Given this scenario, it is important to ask: has the new legal regime for sports companies, enshrined in Law 39/2023 of 4 August (the "SAD Legal Regime"), put a stop to this trend or, on the contrary, has it merely confirmed that we are facing a structural and irreversible phenomenon in Portuguese football?
The main aim of enacting the new SAD Legal Framework was to reverse the unsustainable course that the sector had been on. After all, according to government data, around 20 per cent of the sports companies that had been set up were showing signs of unviability, many of which had culminated in insolvency and dissolution.
The new law thus sought to counteract this trend by strengthening the regulatory framework, namely by reconfiguring the founding club's shareholding in the sports company, consolidating the suitability criteria and incompatibilities, creating gender quotas, increasing information duties, etc.
At first glance, the new measures could be perceived as an obstacle to the entry of foreign capital. However, the greater stability and transparency in the structure and operation of sports companies will strengthen investor confidence in them, ultimately helping to boost investment.
At the same time, the new regime ensures more effective protection of the interests of the founding clubs, guaranteeing that opening up to foreign capital does not jeopardise the clubs' sporting and institutional identity.
In this regard, several Portuguese clubs, faced with critical financial situations, were forced to resort to foreign investment as a way of guaranteeing their survival. As a result of this financial vulnerability, clubs lost negotiating leeway and ended up accepting unfavourable conditions without adequately safeguarding their institutional and sporting interests. An example of this is the case of Clube Desportivo das Aves, which went into insolvency a few years after the SAD was sold.
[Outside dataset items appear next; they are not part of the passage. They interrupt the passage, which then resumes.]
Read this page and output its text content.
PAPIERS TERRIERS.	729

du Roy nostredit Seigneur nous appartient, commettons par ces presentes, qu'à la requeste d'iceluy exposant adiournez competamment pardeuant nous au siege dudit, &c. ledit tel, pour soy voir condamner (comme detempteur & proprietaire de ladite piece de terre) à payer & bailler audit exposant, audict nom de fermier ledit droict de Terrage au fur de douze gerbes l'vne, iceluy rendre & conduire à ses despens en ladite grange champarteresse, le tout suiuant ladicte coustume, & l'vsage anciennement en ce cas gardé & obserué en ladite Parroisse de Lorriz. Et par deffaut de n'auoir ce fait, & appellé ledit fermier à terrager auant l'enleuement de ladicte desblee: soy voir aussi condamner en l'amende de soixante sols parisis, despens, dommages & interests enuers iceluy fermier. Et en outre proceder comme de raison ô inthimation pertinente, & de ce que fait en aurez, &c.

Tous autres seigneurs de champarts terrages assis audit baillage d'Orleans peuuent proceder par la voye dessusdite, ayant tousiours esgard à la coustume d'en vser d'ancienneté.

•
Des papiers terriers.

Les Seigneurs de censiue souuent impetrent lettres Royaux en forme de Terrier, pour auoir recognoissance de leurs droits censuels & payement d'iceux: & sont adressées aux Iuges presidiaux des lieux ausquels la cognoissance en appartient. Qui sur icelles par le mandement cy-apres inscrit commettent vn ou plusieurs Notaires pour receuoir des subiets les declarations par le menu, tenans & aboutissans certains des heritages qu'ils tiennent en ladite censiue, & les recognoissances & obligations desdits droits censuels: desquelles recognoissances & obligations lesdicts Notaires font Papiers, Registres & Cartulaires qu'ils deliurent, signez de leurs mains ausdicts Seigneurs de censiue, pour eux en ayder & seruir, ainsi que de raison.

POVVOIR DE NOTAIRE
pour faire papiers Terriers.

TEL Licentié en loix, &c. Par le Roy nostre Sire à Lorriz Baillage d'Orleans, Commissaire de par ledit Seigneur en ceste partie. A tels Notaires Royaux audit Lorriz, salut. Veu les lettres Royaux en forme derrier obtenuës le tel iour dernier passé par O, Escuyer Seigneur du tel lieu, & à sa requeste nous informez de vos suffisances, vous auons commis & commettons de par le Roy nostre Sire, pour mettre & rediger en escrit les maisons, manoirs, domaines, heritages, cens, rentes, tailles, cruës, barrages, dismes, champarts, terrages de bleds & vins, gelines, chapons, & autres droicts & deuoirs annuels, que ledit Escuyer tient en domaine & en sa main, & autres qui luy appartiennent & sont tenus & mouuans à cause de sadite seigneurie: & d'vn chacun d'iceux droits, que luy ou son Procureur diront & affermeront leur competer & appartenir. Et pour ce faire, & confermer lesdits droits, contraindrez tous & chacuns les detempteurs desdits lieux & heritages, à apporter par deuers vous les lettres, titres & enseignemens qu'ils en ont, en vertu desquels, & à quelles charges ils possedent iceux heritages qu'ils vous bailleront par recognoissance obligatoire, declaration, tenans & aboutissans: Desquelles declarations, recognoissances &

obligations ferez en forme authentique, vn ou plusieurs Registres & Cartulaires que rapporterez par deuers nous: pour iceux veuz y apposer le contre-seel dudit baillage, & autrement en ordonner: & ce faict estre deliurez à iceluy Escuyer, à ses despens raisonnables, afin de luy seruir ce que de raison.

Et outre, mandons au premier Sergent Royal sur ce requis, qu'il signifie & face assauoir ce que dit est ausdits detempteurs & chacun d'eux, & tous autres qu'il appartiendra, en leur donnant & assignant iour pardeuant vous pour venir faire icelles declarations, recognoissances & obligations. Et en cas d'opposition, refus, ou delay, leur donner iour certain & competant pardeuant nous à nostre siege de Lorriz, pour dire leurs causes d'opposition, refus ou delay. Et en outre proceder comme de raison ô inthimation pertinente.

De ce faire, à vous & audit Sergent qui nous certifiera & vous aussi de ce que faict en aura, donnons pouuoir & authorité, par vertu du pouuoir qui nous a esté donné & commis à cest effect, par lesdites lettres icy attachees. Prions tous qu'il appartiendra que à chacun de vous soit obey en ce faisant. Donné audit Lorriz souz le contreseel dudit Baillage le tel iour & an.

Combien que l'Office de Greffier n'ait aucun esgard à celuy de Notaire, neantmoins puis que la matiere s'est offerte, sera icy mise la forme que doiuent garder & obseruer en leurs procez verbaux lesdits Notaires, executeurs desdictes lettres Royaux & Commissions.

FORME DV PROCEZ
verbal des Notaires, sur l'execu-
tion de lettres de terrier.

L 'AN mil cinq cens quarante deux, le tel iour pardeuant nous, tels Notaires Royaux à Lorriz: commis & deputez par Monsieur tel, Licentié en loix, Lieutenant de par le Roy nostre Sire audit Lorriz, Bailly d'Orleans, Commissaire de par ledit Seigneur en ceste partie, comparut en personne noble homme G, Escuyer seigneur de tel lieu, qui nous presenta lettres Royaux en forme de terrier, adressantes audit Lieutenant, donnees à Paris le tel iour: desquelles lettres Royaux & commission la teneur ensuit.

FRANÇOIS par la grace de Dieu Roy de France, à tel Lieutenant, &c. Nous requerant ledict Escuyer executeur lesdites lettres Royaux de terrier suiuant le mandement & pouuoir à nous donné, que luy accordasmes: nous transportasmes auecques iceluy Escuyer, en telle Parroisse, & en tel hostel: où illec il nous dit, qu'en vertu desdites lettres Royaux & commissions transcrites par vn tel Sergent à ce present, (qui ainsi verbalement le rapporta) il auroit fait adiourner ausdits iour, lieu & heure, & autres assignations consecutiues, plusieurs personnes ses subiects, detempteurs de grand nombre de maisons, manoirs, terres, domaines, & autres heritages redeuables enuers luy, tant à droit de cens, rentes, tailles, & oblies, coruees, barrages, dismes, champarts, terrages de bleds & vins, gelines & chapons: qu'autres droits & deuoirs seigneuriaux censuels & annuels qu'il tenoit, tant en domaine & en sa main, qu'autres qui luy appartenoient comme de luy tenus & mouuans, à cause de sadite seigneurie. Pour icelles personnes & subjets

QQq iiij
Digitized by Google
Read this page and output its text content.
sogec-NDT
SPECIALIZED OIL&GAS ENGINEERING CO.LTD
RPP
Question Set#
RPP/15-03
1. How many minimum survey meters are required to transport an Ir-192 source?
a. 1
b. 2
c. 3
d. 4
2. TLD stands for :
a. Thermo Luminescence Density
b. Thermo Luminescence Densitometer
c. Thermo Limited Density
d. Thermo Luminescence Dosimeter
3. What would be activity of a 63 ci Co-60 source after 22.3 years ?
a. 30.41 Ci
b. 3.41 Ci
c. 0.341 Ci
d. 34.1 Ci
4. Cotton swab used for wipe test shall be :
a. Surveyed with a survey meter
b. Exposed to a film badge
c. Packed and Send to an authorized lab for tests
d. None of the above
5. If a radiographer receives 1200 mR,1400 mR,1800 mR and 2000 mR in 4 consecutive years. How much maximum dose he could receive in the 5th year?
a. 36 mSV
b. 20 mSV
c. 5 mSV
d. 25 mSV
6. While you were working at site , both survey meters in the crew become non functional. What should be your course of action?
It was precisely with the aim of mitigating these risks that the new SAD Legal Framework imposed a set of cumulative requirements aimed at ensuring the suitability of the holders of shareholdings (see article 32, no. 5). At the same time, the system of incompatibilities has also been strengthened, including, among other restrictions, the fact that athletes' agents, or holders of stakes in companies linked to sports betting, are not allowed to be qualified shareholders, directors or managers of sports companies (see article 21). To the same extent, transparency requirements were tightened up, particularly in terms of disclosing shareholdings, voting rights and identifying beneficial owners (see article 22).
Article 52 of the SAD Legal Framework states that the law itself will be evaluated three years after it comes into force, in other words, in September 2026. Now that we're more than halfway through the process, we can see that the recent legislative review has had positive effects, above all due to the greater protection given to founding clubs, without jeopardising the attractiveness of new international investors.
In fact, consider the cases of Rio Ave and Alverca, with the entry of investors from Greece and Brazil, respectively. An even more recent case was Moreirense, where an American consortium took a majority stake in the SAD.
There is no doubt that the new legal regime for SADs has not slowed down the flow of foreign investment. The future of sports companies will now depend on their ability to reconcile the financial logic of investment, allowing not only the inflow of capital but also the transfer and sharing of know-how, with the preservation of sporting values and principles.
The SAD Legal Framework thus represents an important step in consolidating the corporate model in Portuguese football, seeking to reconcile attractiveness for foreign investment with respect for the specificities of the national scene, through guarantees of transparency, integrity and governance.